C’est comme si les cartes sous nos doigts avaient gelé. Par où passer, si nos chemins n’ont plus de pays, si pour nos paroles il n’est plus aucun temps ?
Comment quand l’aube même hésite à basculer dans le jour sortir sous les bandes des nuages? Comme on se sent perdus!
Quand s’éboulent les cairns et que s’effacent les mots de passe du sourire de ta voix, toutes les pierres se ressemblent. Reste le ciel. Dans le vent extravagant. Sa poudre. Son explosion. Ces hoquets de bleu dans tout ce gris qui flotte, s’égoutte et sans éclat passe. Longe les bords. Avant de filer vers les bas.

Comme il fait sombre!
En ville comment trouver la rue, la façade et le sac de celui que la seule faiblesse tenait debout entre deux pluies. Deux vins. Deux froids. Sous l’oeil mort de l’ordre et la langue aveugle des passants.
C'était quand déjà?
Cela dura des jours avant qu’il ne se plie dans un angle.
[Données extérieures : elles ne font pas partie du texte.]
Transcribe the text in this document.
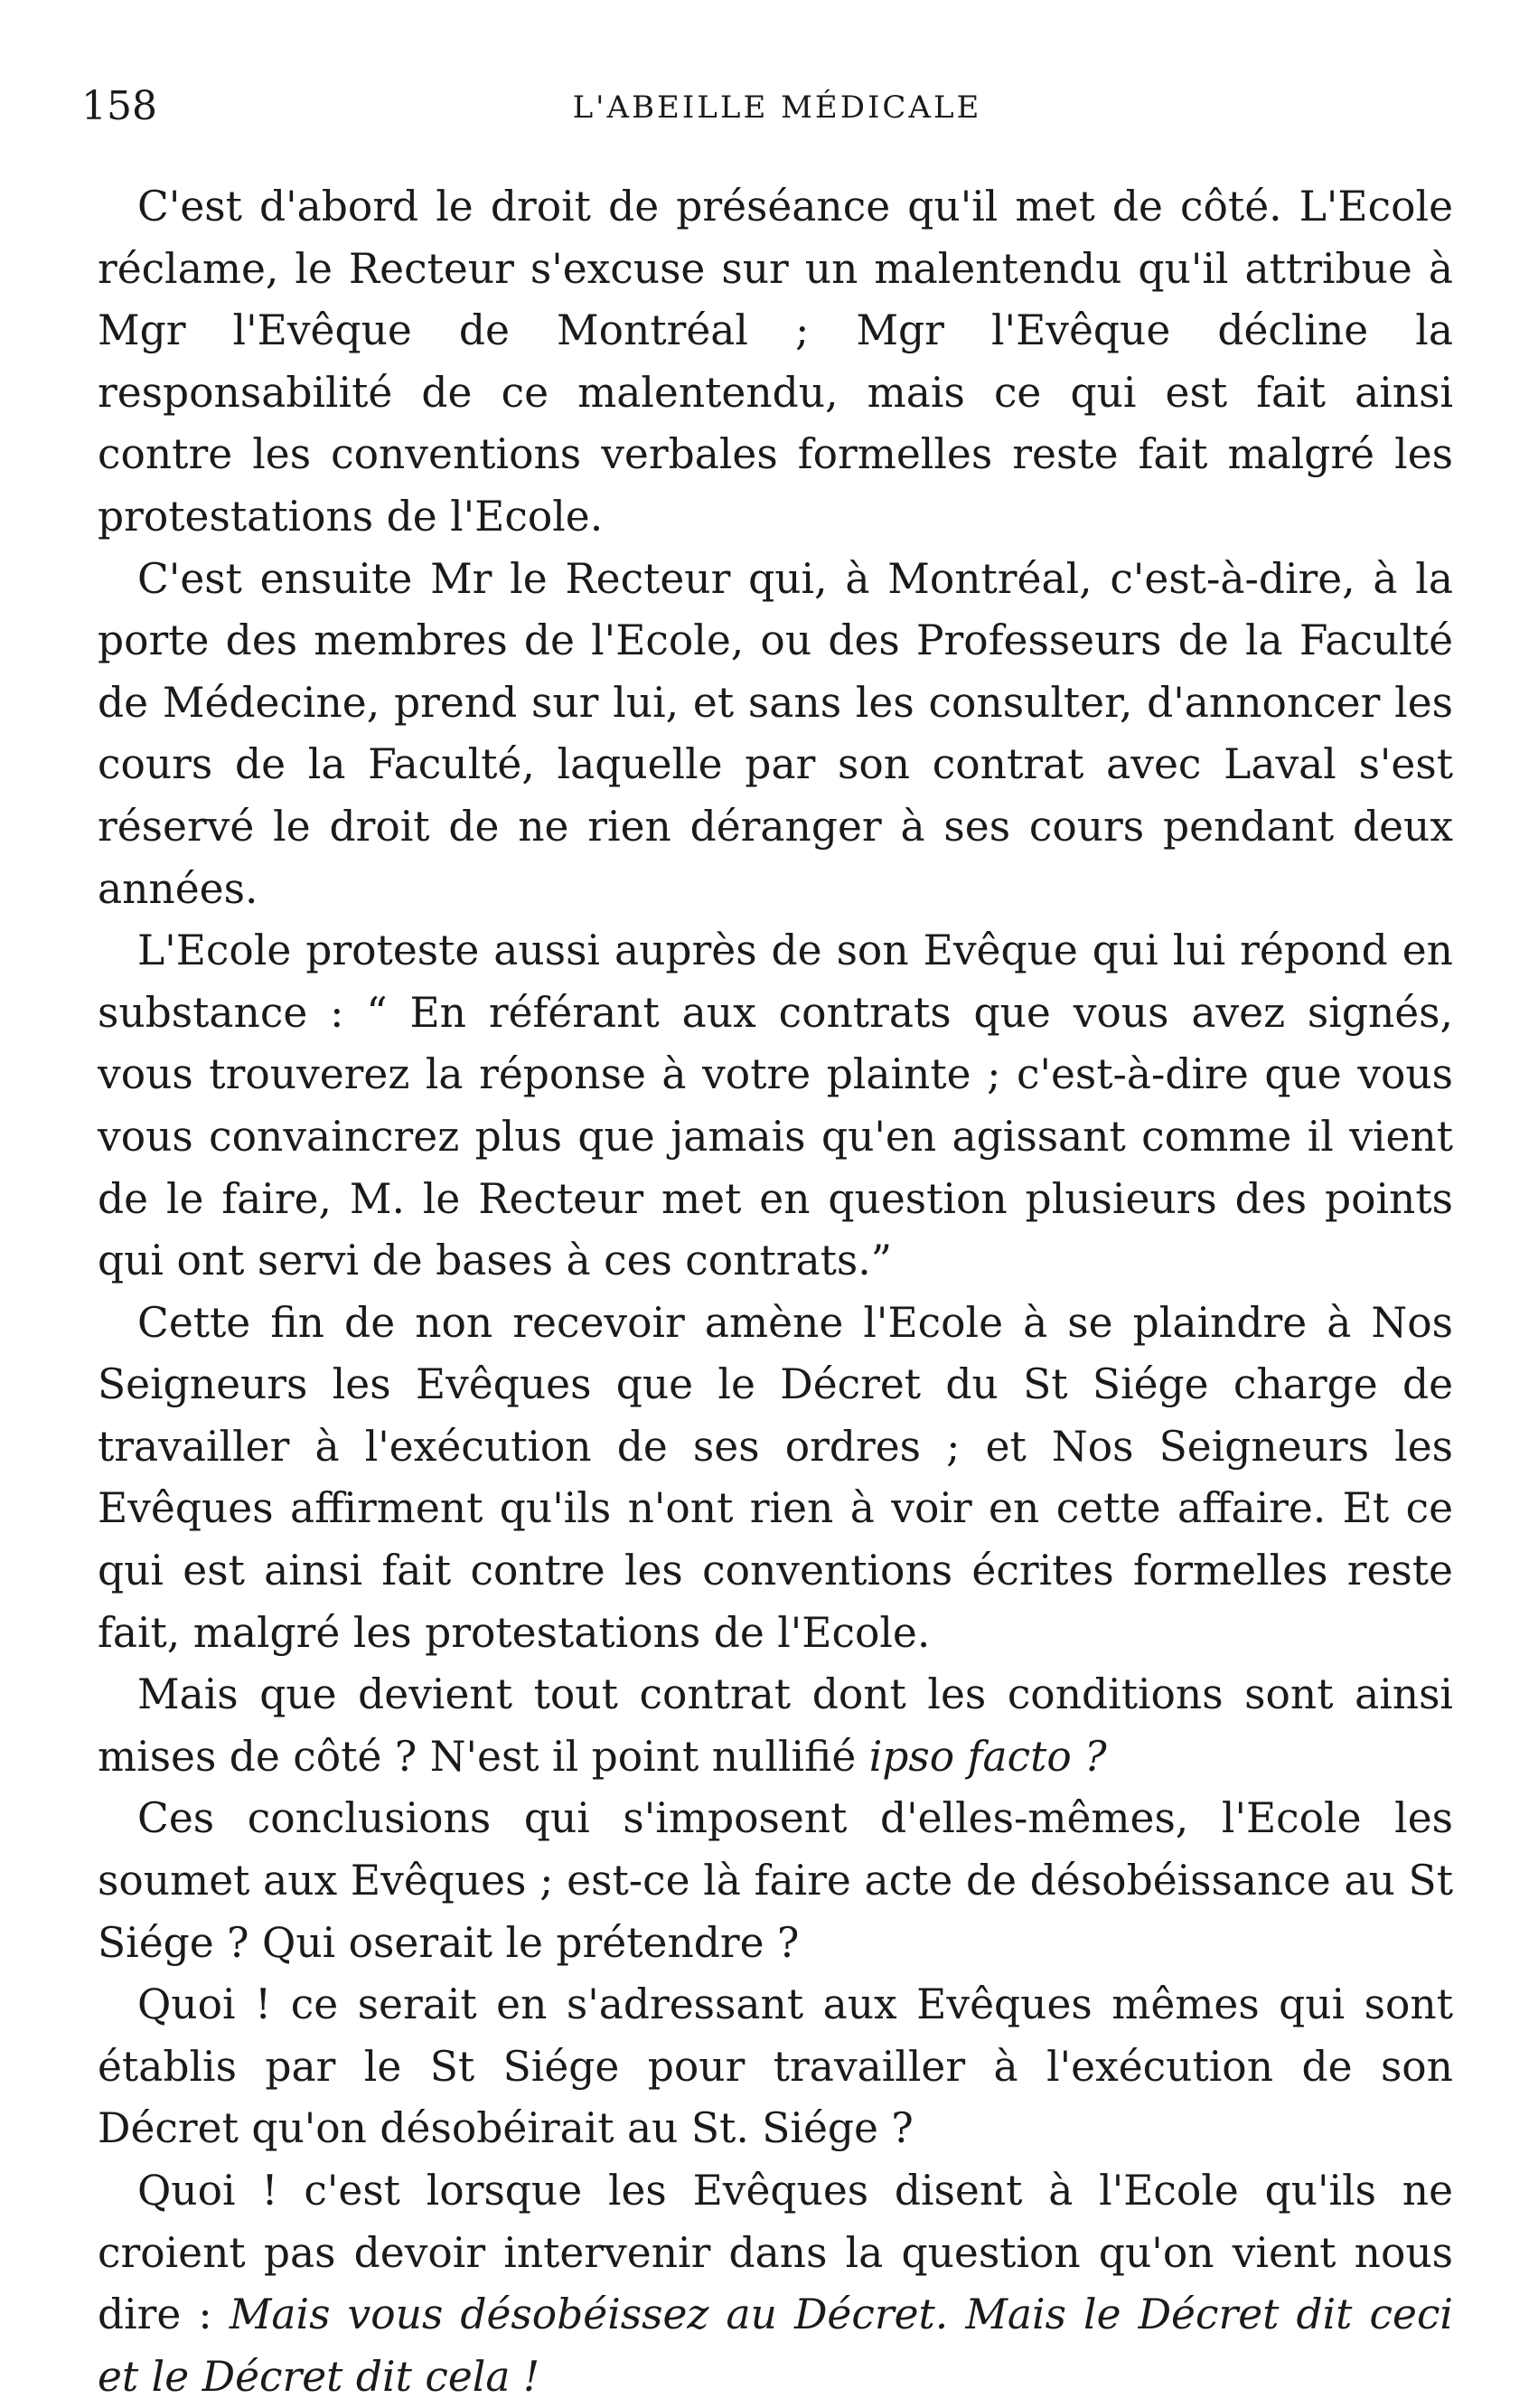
158	L'ABEILLE MÉDICALE

C'est d'abord le droit de préséance qu'il met de côté. L'Ecole réclame, le Recteur s'excuse sur un malentendu qu'il attribue à Mgr l'Evêque de Montréal ; Mgr l'Evêque décline la responsabilité de ce malentendu, mais ce qui est fait ainsi contre les conventions verbales formelles reste fait malgré les protestations de l'Ecole.

C'est ensuite Mr le Recteur qui, à Montréal, c'est-à-dire, à la porte des membres de l'Ecole, ou des Professeurs de la Faculté de Médecine, prend sur lui, et sans les consulter, d'annoncer les cours de la Faculté, laquelle par son contrat avec Laval s'est réservé le droit de ne rien déranger à ses cours pendant deux années.

L'Ecole proteste aussi auprès de son Evêque qui lui répond en substance : “ En référant aux contrats que vous avez signés, vous trouverez la réponse à votre plainte ; c'est-à-dire que vous vous convaincrez plus que jamais qu'en agissant comme il vient de le faire, M. le Recteur met en question plusieurs des points qui ont servi de bases à ces contrats.”

Cette fin de non recevoir amène l'Ecole à se plaindre à Nos Seigneurs les Evêques que le Décret du St Siége charge de travailler à l'exécution de ses ordres ; et Nos Seigneurs les Evêques affirment qu'ils n'ont rien à voir en cette affaire. Et ce qui est ainsi fait contre les conventions écrites formelles reste fait, malgré les protestations de l'Ecole.

Mais que devient tout contrat dont les conditions sont ainsi mises de côté ? N'est il point nullifié ipso facto ?

Ces conclusions qui s'imposent d'elles-mêmes, l'Ecole les soumet aux Evêques ; est-ce là faire acte de désobéissance au St Siége ? Qui oserait le prétendre ?

Quoi ! ce serait en s'adressant aux Evêques mêmes qui sont établis par le St Siége pour travailler à l'exécution de son Décret qu'on désobéirait au St. Siége ?

Quoi ! c'est lorsque les Evêques disent à l'Ecole qu'ils ne croient pas devoir intervenir dans la question qu'on vient nous dire : Mais vous désobéissez au Décret. Mais le Décret dit ceci et le Décret dit cela !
Tassé en sac. Serré en noir. Contre d’autres pierres noires. C’était juste avant que les nerfs ne se rétractent et que dans le vide pende une douleur. Déjà passée. Morte. Dans le soir des chairs remuées.

*

Ce monde en flammes que laisse-t-il aux terrains vagues dans les feuilles dispersées de ta vie?
Est-ce nuit sur la peau ou feu d’encre dans l’œil ce fusain qui se heurte à ce qui sous la surface attend? Grains de lumière qui te voue aux couteaux. Au suspens des blessures. Au pont des entailles. Quand les chairs se retirent dans l’humidité boursouflée des bordures que tes doigts ont caressé et gonflé jusqu’à accueillir la netteté cassante des lames du papier pour une lumière inattendue entre arêtes et tranchant. Comme un été.
Et dans ses ondes s’enlace le secret des séries noires. Echancrées. Eclairées de ce qui du fond remonte et coule sur les bords nus et violents des lèvres de ces lézardes
toujours à balbutier à bégayer à boiter dans la chair impossible de la jointure. Notre vérité. Levée depuis ces échardes ces visages dénoués noir sur blanc et qui s’effilent dans l’aigu tandis que tout autour s’aggrave la clarté.*

Derrière les yeux, ce qui compte est sans regard.
Et sans lumière, dans le jour de la mémoire. Ce vacarme.